LE FIL

Débat ouvert

Pour une charte éthique des journalistes des vin et spiritueux

Lundi 20 janvier 2020 par Alexandre Abellan

 Le fond du problème pour la profession, c’est de résister aux annonceurs, sachant que les lecteurs sont de moins en moins nombreux » reconnaît Fabien Humbert.
Le fond du problème pour la profession, c’est de résister aux annonceurs, sachant que les lecteurs sont de moins en moins nombreux » reconnaît Fabien Humbert. - crédit photo : DR
Pigiste parisien, Fabien Humbert incarne les questionnements de la profession sur la gestion des cadeaux et invitations qui mettent en péril l’impartialité de la presse.

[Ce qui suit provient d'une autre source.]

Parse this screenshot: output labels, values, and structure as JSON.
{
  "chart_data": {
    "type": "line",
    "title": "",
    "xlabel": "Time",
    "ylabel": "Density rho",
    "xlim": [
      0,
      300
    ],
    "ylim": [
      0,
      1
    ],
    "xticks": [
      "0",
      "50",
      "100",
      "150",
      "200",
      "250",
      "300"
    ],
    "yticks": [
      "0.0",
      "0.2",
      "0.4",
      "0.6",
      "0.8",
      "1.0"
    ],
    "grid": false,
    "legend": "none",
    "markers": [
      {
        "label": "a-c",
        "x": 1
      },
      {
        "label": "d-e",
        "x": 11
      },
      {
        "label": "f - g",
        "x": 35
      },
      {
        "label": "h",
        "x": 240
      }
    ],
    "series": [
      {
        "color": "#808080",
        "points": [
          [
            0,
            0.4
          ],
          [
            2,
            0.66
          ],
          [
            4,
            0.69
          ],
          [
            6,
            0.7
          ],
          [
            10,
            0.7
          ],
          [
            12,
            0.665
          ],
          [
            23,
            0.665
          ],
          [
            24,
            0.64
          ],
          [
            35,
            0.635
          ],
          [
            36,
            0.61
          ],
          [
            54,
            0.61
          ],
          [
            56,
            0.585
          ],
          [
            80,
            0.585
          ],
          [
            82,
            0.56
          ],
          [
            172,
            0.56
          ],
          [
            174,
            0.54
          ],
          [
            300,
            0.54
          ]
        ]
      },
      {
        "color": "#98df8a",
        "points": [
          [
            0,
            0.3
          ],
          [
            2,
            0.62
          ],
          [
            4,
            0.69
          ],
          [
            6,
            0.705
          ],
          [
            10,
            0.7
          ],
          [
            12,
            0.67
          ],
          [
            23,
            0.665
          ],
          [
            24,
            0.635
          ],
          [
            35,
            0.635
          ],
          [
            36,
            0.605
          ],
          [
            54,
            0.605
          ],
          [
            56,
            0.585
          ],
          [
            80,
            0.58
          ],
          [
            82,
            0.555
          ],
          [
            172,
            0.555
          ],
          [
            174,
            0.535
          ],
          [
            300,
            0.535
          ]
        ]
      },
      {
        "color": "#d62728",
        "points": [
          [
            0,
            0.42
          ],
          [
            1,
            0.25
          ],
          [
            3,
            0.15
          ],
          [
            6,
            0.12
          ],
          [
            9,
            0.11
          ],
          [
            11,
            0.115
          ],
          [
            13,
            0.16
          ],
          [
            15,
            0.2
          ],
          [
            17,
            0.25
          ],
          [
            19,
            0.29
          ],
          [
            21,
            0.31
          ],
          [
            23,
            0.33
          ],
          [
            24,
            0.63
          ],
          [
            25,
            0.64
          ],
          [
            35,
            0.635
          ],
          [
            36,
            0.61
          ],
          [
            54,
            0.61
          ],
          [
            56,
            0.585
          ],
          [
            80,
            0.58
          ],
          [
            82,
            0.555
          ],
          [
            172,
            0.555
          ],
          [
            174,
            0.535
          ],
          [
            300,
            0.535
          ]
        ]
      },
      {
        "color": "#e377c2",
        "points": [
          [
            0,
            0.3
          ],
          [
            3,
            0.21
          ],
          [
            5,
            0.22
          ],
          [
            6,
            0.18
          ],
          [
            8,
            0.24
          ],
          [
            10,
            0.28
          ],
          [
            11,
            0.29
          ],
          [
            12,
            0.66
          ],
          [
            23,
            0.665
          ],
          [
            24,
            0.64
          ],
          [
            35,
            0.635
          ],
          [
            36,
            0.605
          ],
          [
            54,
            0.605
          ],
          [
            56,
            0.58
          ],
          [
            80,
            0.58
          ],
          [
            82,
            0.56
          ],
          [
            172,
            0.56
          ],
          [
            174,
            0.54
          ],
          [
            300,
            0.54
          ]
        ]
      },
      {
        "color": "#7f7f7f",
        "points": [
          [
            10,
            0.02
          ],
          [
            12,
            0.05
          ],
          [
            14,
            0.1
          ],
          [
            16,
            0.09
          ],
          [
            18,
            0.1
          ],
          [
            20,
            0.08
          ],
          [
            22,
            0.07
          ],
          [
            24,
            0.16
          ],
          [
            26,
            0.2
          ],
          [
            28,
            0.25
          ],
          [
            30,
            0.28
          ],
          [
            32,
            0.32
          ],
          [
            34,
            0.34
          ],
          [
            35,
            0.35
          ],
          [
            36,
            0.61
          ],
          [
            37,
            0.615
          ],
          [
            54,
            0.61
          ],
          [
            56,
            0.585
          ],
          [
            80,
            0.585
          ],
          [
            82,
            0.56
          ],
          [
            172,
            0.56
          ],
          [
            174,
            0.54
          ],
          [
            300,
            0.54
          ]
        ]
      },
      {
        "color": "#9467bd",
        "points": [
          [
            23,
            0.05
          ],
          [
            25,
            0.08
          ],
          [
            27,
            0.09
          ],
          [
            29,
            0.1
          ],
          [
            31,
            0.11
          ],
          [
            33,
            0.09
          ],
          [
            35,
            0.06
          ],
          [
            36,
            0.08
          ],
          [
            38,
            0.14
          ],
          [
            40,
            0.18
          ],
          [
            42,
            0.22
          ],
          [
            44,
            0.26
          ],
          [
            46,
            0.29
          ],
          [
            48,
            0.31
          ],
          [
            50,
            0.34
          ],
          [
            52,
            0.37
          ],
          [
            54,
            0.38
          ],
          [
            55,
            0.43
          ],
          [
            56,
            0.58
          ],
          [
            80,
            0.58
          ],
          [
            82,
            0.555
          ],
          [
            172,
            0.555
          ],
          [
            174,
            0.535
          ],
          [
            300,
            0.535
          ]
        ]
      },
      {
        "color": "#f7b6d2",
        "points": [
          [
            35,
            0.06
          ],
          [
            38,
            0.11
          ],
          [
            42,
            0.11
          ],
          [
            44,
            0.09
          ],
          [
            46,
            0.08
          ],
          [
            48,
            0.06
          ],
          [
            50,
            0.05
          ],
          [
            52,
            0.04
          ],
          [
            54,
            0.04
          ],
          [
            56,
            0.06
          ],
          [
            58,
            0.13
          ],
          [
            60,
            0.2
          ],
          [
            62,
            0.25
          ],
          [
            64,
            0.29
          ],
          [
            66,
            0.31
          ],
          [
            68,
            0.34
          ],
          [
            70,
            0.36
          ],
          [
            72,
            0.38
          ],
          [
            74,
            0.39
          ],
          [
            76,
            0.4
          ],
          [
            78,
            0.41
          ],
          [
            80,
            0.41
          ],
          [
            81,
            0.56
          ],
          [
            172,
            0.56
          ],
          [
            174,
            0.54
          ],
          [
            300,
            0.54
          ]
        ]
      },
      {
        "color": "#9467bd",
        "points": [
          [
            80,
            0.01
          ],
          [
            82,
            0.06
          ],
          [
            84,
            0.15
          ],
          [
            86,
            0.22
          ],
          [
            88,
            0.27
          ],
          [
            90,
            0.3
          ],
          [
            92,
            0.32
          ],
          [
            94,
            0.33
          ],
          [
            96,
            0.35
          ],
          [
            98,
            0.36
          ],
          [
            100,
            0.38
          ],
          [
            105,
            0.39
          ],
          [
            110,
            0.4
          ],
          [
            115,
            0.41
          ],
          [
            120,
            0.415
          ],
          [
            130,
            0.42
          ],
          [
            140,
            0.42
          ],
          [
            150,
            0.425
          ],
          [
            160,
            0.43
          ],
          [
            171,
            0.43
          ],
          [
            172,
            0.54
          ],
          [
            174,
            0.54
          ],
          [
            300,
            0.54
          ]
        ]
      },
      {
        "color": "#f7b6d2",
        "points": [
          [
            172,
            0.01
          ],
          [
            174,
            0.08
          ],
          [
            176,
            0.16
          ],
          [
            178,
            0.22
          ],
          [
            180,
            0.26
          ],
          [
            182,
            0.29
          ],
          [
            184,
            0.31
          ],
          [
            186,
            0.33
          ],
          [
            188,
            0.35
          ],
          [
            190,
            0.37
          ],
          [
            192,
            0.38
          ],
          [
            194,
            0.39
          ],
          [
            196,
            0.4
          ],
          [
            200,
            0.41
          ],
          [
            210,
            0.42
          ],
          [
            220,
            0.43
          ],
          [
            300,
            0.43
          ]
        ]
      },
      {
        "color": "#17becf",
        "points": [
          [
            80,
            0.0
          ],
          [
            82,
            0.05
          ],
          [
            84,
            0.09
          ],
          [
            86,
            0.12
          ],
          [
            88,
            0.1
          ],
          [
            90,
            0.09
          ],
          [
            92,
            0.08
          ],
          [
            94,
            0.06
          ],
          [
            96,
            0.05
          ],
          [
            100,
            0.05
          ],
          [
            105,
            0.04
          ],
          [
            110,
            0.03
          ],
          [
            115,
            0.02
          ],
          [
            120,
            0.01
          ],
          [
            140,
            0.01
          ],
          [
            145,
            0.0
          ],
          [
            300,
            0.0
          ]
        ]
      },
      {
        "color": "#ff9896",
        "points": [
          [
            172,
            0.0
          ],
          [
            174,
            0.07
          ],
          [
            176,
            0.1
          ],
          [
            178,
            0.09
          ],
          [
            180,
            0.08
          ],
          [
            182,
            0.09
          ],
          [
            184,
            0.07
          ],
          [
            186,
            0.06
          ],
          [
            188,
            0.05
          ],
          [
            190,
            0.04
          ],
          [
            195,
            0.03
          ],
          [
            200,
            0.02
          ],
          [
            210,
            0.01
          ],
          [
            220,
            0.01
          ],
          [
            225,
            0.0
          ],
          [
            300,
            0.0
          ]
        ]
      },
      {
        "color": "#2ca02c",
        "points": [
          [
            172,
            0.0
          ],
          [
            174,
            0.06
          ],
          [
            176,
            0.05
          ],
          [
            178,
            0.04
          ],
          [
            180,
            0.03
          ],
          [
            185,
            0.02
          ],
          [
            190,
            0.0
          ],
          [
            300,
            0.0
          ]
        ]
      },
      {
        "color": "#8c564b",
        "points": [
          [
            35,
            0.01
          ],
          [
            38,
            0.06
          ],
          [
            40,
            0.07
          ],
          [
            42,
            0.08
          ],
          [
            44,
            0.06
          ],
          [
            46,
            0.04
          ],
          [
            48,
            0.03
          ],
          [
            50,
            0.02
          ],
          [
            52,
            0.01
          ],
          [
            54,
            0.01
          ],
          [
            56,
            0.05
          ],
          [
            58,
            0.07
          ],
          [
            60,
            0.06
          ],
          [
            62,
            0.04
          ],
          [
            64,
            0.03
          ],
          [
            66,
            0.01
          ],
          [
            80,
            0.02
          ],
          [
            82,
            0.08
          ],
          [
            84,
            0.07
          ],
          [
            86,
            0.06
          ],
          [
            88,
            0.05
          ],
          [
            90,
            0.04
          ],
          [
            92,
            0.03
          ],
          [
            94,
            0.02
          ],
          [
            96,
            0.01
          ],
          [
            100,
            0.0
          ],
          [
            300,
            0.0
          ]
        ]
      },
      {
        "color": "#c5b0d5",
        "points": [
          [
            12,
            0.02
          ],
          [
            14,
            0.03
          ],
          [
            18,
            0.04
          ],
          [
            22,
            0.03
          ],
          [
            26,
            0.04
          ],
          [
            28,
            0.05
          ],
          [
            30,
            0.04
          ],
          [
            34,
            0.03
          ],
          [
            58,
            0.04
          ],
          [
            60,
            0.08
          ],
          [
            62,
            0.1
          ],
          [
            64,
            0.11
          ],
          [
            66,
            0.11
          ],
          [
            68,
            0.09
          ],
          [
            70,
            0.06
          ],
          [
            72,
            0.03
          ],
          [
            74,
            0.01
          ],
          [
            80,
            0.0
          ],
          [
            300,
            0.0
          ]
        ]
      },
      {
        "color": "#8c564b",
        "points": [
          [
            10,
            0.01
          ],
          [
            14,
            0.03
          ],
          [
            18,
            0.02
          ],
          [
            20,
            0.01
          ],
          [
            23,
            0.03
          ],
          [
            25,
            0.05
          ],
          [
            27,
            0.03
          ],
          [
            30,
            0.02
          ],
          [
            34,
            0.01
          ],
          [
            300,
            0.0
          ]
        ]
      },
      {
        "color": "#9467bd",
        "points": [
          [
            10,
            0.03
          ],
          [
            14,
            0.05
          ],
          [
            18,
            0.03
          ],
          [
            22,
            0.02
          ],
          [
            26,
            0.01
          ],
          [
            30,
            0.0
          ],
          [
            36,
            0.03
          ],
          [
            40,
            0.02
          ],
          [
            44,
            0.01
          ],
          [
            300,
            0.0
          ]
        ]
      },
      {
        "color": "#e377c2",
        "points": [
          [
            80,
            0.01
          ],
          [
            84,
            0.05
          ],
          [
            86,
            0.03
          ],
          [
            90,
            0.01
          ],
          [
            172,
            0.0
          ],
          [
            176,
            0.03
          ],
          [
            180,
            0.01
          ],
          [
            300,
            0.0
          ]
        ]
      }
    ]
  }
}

« Je vois aujourd’hui trop de publireportages dans la presse des vins et spiritueux (spécialisée et généraliste) » diagnostique le journaliste Fabien Humbert (Nouvel Economiste, Revue du Vin de France, Rhum Porter…). Ne se drapant pas dans l’air de la déontologie effarouchée, le pigiste parisien ne jette pas la pierre à ses confrères ou à leurs rédactions. Reconnaissant avoir répondu par le passé à des pressions d’annonceurs, Fabien Humbert vient de lancer un blog, Ethicvin, qui propose une solution radicale : rédiger une charte servant de référence à la profession dans la gestion des invitations à déjeuner dans des restaurants étoilés, des cadeaux marquant les fêtes de fin d’année, des voyages de presse dans des hôtels prestigieux…

Tout part pour Fabien Humbert de sa propre expérience et de la remise en cause de son mode de fonctionnement : « je me suis aperçu que je parlais prioritairement des marques qui m’avaient envoyé des bouteilles, invité au restaurant ou en voyage de presse… Je me suis demandé si c’était normal et allait dans le sens de l’information. J’ai arrêté ces pratiques pour proposer des enquêtes plus fouillées, interroger des personnes que l’on ne voit pas partout… »

Enjeux spécifiques

Mais au-delà de son cas particulier, Fabien Humbert s’est aperçu que le malaise est généralisé dans la profession. Faute de cadre général, chaque journaliste est laissé à sa conscience professionnelle pour arbitrer chaque cas. Si la déontologie journaliste repose sur des textes de référence (les chartes de Munich et celle du Syndicat National des Journalistes), ils sont trop généraux* pour répondre aux questions spécifiques d’une filière aussi intimement liée aux plaisirs de la dégustation, de la gastronomie, de l’hôtellerie, du tourisme… Et du luxe.

Demandée à la filière par ses journalistes, la transparence des pratiques est un mot d’ordre incontournable pour Fabien Humbert. « Il ne s’agit pas de tout refuser, mais d’avoir une éthique au cas par cas. Je distingue les intentions. S’il s’agit de me remercier d’une fidélité que je n’ai pas à avoir, c’est non. Si ce n’est que pour un packaging, des photos suffisent, etc. » pose le pigiste. Ayant le mérite de mettant le débat sur la place publique, son blog espère aboutir sur une charte personnelle qui sera à disposition des confrères et rédactions.

 

* : Dans la filière, on trouve la charte de la Fédération Internationale des Journalistes et Écrivains des Vins et Spiritueux (FIJEV), qui reste cependant très imprécise (stipulant juste : « chaque membre renonce à vendre ou à tirer un profit commercial du contenu de ses écrits à des fins publicitaires, commerciales ou personnelles, sauf dans l’hypothèse d’une mention claire et précise de publi-reportage »).